At least one staff member was made redundant after the allegations.
The commission acknowledged the ‘‘abuse was alleged to have involved satanic ritual abuse, which included the murder of babies, coerced sexual activities and cruelty to animals’’.
‘‘The complaint stated the volunteers were encouraged to recover those memories and that this posed a serious mental health issue for those concerned,’’ the commission said.
It acknowledged Ms Frost’s complaint was accompanied by eight letters of support from people formerly associated with the centre. But it confirmed an earlier decision not to investigate because the Health Care Complaints Act requires complaints to be about conduct affecting a client, and not staff.
The commission acknowledged Ms Frost’s concerns that volunteers and staff members were vulnerable because they were also former clients, but it said Heal for Life ‘‘makes a clear distinction between the services it provides to the public, and its relationships with paid and voluntary employees’’.
In his letter to Ms Frost last week, Mr Harper said Ms Mullinar and the Heal for Life board shared Ms Frost’s concerns about the way satanic ritual abuse allegations against one staff member were handled. The staff member was made redundant after the allegations.
The board did not accept that the allegations were true, and it was not the reason the staff member was made redundant, Mr Harper said.
In a letter to the Heal for Life board in June, Ms Frost said she would ‘‘love to see Heal for Life restored to a healthy, professional organisation running amazing programs for survivors of childhood trauma’’.
She endorsed a letter by Mr Oborn to the board in July, in which he called for workers to be registered with national professional bodies.

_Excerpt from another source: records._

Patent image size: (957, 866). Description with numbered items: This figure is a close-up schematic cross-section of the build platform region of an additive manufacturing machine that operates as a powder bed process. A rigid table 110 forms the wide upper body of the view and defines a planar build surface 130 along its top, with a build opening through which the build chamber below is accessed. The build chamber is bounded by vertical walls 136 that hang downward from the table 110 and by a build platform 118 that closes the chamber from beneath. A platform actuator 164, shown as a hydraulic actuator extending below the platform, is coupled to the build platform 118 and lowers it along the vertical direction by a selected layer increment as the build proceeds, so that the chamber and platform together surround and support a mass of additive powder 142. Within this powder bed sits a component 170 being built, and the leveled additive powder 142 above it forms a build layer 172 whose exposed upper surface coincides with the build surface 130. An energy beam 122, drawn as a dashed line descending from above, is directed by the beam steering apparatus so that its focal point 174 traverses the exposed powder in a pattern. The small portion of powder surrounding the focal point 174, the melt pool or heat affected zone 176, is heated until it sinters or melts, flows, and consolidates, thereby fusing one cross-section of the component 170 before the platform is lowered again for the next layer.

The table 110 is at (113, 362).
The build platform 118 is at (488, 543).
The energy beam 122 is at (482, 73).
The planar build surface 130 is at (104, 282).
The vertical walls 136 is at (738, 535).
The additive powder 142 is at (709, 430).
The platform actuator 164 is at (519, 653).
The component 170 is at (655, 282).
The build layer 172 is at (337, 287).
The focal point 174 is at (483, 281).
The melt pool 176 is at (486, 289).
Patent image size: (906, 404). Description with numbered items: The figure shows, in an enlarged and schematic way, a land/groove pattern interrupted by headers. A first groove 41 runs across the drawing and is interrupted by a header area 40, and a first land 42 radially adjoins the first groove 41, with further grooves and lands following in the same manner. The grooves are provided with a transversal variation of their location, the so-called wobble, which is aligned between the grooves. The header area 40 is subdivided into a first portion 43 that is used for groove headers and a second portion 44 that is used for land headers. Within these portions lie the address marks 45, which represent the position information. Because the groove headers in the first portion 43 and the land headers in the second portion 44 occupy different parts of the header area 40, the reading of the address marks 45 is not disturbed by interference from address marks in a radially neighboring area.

In a letter in response last week, Mr Harper said Heal for Life’s ethos of ‘‘healing by survivors, for survivors’’ was at odds with Mr Oborn’s view that ‘‘professional organisations’’ were needed to help run the centre.
Mr Harper said the centre had 176 adult guests in 2013. He said 64.8per cent rated the program “life changing”, while 29.5per cent said it was “very positive”, and 5.7per cent “positive”.
FORMER Heal for Life board member Graham Oborn will sever his links with the centre by removing his mother’s name from the cottage he helped establish at the Cessnock site.
Mr Oborn has registered the trademark ‘‘Eva House’’, and will advise the Heal for Life board he will accept its offer to remove the name.
‘‘I’m very saddened because people have given so much to the centre, and there’s been a lot of people getting benefit from it, but I want to distance myself from it,’’ Mr Oborn said.
Eva House opened in 2006 as a place for female sexual abuse victims to live and heal for up to three months.
Mr Oborn rallied business people and the community to build the centre in honour of his mother, who was 19 when her mother died. She was left to raise her nine brothers and sisters on an isolated farm.
Her father died two years later.
Despite the difficulties, Eva Oborn provided her siblings with a safe home.
‘‘That was my aim, to provide a safe home for people who had probably never known one,’’ Mr Oborn said.